In relative erythrocytosis, there are not any extra red blood cells, but they seem to be at a high concentration because there is less fluid (plasma) in the bloodstream. The low plasma level can result from burns, vomiting, diarrhea, drinking an inadequate amount of fluids, and the use of drugs that speed elimination of salt and water by the kidneys (diuretics)
Doctors ask about any drugs that may cause erythrocytosis. They measure the amount of oxygen and the level of erythropoietin in the blood. A high level of erythropoietin is often enough for doctors to diagnose secondary erythrocytosis. If the level is low, other tests for the primary erythrocytosis (polycythemia vera) will be done.
Sometimes other specialized tests are done, especially when doctors need to determine an uncommon cause of erythrocytosis. These may include tests to look for a hormone disorder or a hidden tumor that might be causing other symptoms.

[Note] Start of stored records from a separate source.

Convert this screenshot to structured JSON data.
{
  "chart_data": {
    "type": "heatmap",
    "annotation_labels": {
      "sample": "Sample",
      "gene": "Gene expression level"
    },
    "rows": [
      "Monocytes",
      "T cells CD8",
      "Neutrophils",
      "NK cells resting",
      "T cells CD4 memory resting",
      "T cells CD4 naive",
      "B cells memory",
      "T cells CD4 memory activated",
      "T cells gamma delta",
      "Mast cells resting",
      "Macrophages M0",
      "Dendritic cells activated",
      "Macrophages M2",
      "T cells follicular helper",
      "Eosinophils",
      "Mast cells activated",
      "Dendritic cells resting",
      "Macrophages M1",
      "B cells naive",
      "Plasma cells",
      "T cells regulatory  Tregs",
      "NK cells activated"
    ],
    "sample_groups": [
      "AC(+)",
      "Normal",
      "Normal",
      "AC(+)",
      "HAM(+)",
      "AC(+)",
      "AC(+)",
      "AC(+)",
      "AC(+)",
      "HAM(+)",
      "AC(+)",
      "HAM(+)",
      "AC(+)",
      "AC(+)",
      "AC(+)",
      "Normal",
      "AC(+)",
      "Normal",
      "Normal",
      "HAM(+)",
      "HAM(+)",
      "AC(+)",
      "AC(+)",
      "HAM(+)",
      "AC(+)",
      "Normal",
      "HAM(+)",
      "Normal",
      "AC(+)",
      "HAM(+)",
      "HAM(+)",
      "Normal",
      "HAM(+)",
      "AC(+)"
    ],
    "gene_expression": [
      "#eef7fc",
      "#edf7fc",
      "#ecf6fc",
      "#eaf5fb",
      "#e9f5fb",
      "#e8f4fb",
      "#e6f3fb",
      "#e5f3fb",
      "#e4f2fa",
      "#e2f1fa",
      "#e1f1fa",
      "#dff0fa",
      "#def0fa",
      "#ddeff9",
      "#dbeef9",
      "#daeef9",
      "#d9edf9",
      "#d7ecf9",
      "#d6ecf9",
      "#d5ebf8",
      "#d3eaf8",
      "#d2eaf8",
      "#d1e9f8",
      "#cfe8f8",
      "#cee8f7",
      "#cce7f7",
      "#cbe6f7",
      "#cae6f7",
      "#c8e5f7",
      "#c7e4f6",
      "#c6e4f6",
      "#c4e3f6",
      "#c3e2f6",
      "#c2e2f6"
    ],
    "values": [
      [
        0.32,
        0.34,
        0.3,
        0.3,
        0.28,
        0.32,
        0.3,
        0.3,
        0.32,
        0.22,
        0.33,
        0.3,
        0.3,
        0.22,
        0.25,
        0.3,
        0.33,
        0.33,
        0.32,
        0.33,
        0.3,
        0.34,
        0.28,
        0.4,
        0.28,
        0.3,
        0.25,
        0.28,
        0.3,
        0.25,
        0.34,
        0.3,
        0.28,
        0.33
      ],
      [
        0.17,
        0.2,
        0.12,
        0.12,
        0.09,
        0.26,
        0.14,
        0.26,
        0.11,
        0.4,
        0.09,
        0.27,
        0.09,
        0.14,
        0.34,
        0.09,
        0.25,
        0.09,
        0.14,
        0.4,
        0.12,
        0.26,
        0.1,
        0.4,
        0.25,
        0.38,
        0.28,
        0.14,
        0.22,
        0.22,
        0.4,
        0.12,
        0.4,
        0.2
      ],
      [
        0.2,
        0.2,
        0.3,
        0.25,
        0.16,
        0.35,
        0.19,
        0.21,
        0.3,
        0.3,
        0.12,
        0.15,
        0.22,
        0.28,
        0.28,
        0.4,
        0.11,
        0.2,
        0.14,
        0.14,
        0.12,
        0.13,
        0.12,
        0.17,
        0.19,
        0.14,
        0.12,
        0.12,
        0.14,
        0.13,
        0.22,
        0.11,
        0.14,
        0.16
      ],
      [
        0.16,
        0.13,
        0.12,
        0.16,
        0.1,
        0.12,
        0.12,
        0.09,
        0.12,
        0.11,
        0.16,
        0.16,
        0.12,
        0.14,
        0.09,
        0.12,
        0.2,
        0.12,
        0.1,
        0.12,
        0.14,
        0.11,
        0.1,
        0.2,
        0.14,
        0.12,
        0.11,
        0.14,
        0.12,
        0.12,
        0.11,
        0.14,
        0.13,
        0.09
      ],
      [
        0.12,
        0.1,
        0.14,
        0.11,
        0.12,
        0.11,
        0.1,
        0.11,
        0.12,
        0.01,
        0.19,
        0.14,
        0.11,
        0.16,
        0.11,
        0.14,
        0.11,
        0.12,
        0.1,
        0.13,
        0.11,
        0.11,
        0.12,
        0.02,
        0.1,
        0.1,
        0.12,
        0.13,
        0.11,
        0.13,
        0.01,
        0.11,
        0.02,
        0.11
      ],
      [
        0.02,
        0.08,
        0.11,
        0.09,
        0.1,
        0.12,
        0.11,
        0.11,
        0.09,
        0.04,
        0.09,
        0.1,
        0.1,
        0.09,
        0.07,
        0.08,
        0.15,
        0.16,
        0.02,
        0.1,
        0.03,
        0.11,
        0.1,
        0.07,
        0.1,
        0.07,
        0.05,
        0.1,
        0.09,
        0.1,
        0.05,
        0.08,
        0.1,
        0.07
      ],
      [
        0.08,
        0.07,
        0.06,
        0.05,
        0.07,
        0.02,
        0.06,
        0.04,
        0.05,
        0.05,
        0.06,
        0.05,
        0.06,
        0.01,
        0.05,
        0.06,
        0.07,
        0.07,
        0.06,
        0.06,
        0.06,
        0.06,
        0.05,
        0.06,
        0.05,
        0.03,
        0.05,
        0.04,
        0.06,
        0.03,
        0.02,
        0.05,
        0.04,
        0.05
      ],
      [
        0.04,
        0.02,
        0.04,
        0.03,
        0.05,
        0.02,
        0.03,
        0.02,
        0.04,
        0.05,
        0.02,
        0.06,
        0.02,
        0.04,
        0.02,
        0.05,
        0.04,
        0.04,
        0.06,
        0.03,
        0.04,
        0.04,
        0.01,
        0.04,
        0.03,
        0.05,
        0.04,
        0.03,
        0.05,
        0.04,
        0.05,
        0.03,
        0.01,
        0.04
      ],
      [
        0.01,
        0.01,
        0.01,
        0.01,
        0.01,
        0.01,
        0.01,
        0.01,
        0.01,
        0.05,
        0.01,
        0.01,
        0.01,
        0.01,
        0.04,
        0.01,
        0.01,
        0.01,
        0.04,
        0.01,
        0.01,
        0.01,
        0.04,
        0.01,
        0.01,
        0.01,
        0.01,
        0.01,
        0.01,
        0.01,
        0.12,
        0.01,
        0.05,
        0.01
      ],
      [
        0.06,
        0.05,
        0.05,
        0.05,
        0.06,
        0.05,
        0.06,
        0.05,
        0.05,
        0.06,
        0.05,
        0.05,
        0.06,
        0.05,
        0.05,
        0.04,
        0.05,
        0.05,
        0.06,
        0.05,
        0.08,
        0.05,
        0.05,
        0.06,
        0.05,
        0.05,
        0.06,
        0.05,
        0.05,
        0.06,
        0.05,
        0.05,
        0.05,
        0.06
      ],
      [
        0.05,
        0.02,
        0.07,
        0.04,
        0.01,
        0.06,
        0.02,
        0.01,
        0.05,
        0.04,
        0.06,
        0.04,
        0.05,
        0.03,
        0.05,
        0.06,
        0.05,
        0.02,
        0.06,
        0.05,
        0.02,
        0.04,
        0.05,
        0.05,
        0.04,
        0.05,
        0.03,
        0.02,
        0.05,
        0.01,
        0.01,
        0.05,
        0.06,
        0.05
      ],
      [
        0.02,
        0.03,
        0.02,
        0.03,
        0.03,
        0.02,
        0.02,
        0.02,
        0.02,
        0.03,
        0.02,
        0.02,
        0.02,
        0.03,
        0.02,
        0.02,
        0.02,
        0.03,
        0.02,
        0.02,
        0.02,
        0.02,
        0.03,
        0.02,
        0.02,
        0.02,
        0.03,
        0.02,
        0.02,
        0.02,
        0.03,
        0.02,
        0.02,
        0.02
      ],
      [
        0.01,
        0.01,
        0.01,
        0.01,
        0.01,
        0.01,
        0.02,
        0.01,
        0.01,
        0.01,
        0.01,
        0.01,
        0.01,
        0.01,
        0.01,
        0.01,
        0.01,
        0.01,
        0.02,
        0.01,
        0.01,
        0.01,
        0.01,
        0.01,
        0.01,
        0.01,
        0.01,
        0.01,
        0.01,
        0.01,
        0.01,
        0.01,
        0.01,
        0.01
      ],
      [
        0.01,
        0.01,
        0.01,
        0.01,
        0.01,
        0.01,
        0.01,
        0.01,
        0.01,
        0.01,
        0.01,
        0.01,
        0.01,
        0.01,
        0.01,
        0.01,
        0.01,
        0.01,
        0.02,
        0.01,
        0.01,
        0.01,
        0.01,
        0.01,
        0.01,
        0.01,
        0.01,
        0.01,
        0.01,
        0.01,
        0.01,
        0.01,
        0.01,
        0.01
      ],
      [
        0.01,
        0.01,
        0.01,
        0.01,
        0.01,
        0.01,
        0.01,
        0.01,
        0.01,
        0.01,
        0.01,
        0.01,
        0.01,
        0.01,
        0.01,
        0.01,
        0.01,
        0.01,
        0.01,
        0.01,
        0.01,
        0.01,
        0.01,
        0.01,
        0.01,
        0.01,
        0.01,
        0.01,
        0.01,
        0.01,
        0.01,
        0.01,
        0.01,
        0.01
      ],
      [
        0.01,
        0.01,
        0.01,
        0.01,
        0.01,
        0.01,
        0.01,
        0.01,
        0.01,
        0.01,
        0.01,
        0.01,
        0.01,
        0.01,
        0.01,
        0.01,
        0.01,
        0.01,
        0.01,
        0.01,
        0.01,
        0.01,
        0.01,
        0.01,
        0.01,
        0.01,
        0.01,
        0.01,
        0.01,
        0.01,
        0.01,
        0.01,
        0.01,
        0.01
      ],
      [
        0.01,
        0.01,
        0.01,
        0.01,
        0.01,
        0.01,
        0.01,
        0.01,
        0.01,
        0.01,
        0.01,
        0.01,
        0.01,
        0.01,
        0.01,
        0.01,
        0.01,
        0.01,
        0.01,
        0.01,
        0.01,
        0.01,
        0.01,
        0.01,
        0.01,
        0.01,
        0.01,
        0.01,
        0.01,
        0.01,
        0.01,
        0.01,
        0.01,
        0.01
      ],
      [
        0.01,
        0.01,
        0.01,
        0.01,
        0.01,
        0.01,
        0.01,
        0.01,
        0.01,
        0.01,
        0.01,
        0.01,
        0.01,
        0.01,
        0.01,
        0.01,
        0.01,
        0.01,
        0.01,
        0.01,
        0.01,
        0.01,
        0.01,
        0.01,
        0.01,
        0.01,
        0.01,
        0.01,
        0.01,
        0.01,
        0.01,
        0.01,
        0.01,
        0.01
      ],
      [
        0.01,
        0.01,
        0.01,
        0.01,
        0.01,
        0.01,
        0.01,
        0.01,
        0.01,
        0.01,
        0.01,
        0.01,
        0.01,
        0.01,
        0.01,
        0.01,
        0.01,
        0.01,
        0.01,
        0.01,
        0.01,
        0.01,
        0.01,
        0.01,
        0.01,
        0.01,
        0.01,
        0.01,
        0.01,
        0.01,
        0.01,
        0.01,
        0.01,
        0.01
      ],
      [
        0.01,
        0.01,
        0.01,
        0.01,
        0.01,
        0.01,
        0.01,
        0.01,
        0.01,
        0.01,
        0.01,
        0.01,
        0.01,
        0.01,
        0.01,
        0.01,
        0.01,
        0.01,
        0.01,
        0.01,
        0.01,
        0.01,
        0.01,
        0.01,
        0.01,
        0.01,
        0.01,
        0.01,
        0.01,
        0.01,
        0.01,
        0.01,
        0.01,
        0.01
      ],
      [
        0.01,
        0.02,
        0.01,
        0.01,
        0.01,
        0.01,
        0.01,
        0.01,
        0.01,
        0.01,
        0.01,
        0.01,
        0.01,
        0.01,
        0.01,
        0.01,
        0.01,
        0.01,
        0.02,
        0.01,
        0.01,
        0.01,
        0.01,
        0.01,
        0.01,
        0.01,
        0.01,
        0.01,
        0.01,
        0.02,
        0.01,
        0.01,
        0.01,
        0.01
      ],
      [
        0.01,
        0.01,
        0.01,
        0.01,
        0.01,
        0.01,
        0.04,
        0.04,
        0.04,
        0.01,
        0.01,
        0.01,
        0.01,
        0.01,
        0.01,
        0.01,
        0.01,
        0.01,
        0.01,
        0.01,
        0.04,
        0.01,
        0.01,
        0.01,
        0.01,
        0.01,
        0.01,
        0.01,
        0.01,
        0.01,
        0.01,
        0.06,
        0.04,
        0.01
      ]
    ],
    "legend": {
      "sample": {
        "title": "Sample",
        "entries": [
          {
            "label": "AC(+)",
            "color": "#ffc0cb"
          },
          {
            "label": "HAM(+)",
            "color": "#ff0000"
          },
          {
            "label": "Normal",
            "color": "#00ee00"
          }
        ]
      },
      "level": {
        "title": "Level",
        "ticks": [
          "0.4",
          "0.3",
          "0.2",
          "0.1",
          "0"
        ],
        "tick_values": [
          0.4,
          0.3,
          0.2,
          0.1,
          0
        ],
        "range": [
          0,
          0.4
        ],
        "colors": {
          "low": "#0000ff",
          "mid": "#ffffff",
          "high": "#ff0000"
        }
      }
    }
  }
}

Congenital erythrocytosis is usually diagnosed when a person develops symptoms at an early age or has family members who also have erythrocytosis. In addition to blood tests, doctors may do genetic testing to determine the specific cause.
Secondary erythrocytosis that is caused by oxygen deprivation may be treated with oxygen. Smokers are advised to quit and are offered treatments to assist quitting. Any underlying disorder that is causing the oxygen deprivation and secondary erythrocytosis is treated as effectively as possible. In some people, phlebotomy (in which some of the person's blood is removed) is used to lower the number of red blood cells. It is rare that phlebotomy is needed in secondary erythrocytosis.
In tumor-associated erythrocytosis, removal of the tumor can be curative. Treating a specific hormone disorder or discontinuing a drug that can cause secondary erythrocytosis may also be curative.
Relative erythrocytosis is treated by giving fluids by mouth or intravenously and by treating any underlying conditions that are contributing to the low plasma level.